When I was married, my wife would slap these annoying cards on the refrigerator, doorframes, and staircases. She appreciates the cards because she is a nice person. I, however, am an asshole. I hated them. We didn’t have kids and were in the middle of pills and shots and whacking off into a cup at the hospital and suppositories and hurry-home-my-temperature-is-right quickies, and all of them at quite a substantial sum. I didn’t need to be reminded how easy it was for some people to plant baby seeds. Damn braggarts. I so wanted to send our holiday card as a picture of my genetic soup puddled inside a sterile cup.
See? Told you I’m a green Grinch-y asshole.
Look here. I just received the 2011 holiday postcard from the Whateverberg family. We have Daddy in a silly red sweater who is out of breath from sprinting back-and-forth to the camera timer, Mommy with dark circles under her eyes and tinsel in her hair, two self-entitled rugrats who have fallen for a cruel myth used to make them behave, and the family dog that was licking his red rocket during the three previous takes. How sweet. Buh-bye, obnoxious card. To the junk pile with you. I hope you enjoy your equally useless and wasteful company, which is advertising vinyl siding, curb painting, and closet organizers.
I watch people as they stand in front of the greeting card display case. They scan, lift, open, read, return, and move on until they finally find that perfect card and spend the next five minutes hunting for the missing envelope. Oh, how I want to confront this person.
“You do realize the person you send that to probably won’t read it.”
“All I do when I receive a card is look inside for cash or checks, then flip it over to see how much the sender wasted on sending me somebody else’s quote.”
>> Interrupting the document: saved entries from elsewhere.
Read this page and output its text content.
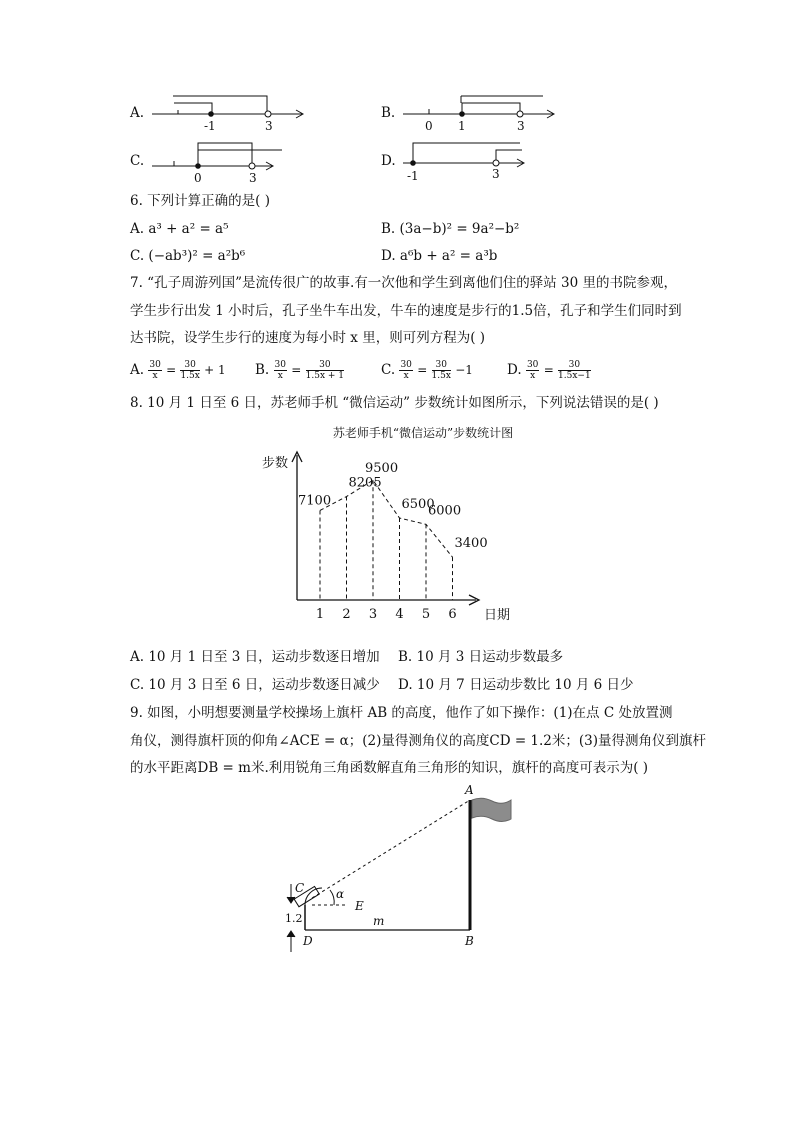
A.	B.
C.	D.
-1	3	0 1	3
0	3	-1	3
6. 下列计算正确的是( )
A. a³ + a² = a⁵	B. (3a−b)² = 9a²−b²
C. (−ab³)² = a²b⁶	D. a⁶b + a² = a³b
7. “孔子周游列国”是流传很广的故事.有一次他和学生到离他们住的驿站 30 里的书院参观，
学生步行出发 1 小时后，孔子坐牛车出发，牛车的速度是步行的1.5倍，孔子和学生们同时到
达书院，设学生步行的速度为每小时 x 里，则可列方程为( )
A. $\frac{30}{x} = \frac{30}{1.5x} + 1$ B. $\frac{30}{x} = \frac{30}{1.5x + 1}$	C. $\frac{30}{x} = \frac{30}{1.5x} -1$	D. $\frac{30}{x} = \frac{30}{1.5x-1}$
8. 10 月 1 日至 6 日，苏老师手机 “微信运动” 步数统计如图所示，下列说法错误的是( )
苏老师手机“微信运动”步数统计图
步数
日期
1
7100
2
8205
3
9500
4
6500
5
6000
6
3400
A. 10 月 1 日至 3 日，运动步数逐日增加 B. 10 月 3 日运动步数最多
C. 10 月 3 日至 6 日，运动步数逐日减少 D. 10 月 7 日运动步数比 10 月 6 日少
9. 如图，小明想要测量学校操场上旗杆 AB 的高度，他作了如下操作：(1)在点 C 处放置测
角仪，测得旗杆顶的仰角∠ACE = α；(2)量得测角仪的高度CD = 1.2米；(3)量得测角仪到旗杆
的水平距离DB = m米.利用锐角三角函数解直角三角形的知识，旗杆的高度可表示为( )
A
B
C
D
E
α
m
1.2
“No but. Where’s the thought and creative energy in that? At least if you send me a family photo, it’s original—boring as watching mold grow, but original.”
“Do I know you?”
“Consider me one of the ninety-nine percenters who is here to encourage you to stimulate the economy in more logical ways. Why don’t you bake me some cookies? I like chocolate and peanut butter; any combination of the two will do just fine. Oh, and don’t put a card in the tin. Simply write your name with a Sharpie on the outside. I won’t need your return address. You’ll get squat from me in return unless I run into you when I’m with a relatively full bottle, in which case I’ll pour you a holiday sip of my grapeness.”
“Um … security …”
It saddens me to watch the deluded masses who can’t escape the Hallmark ploy.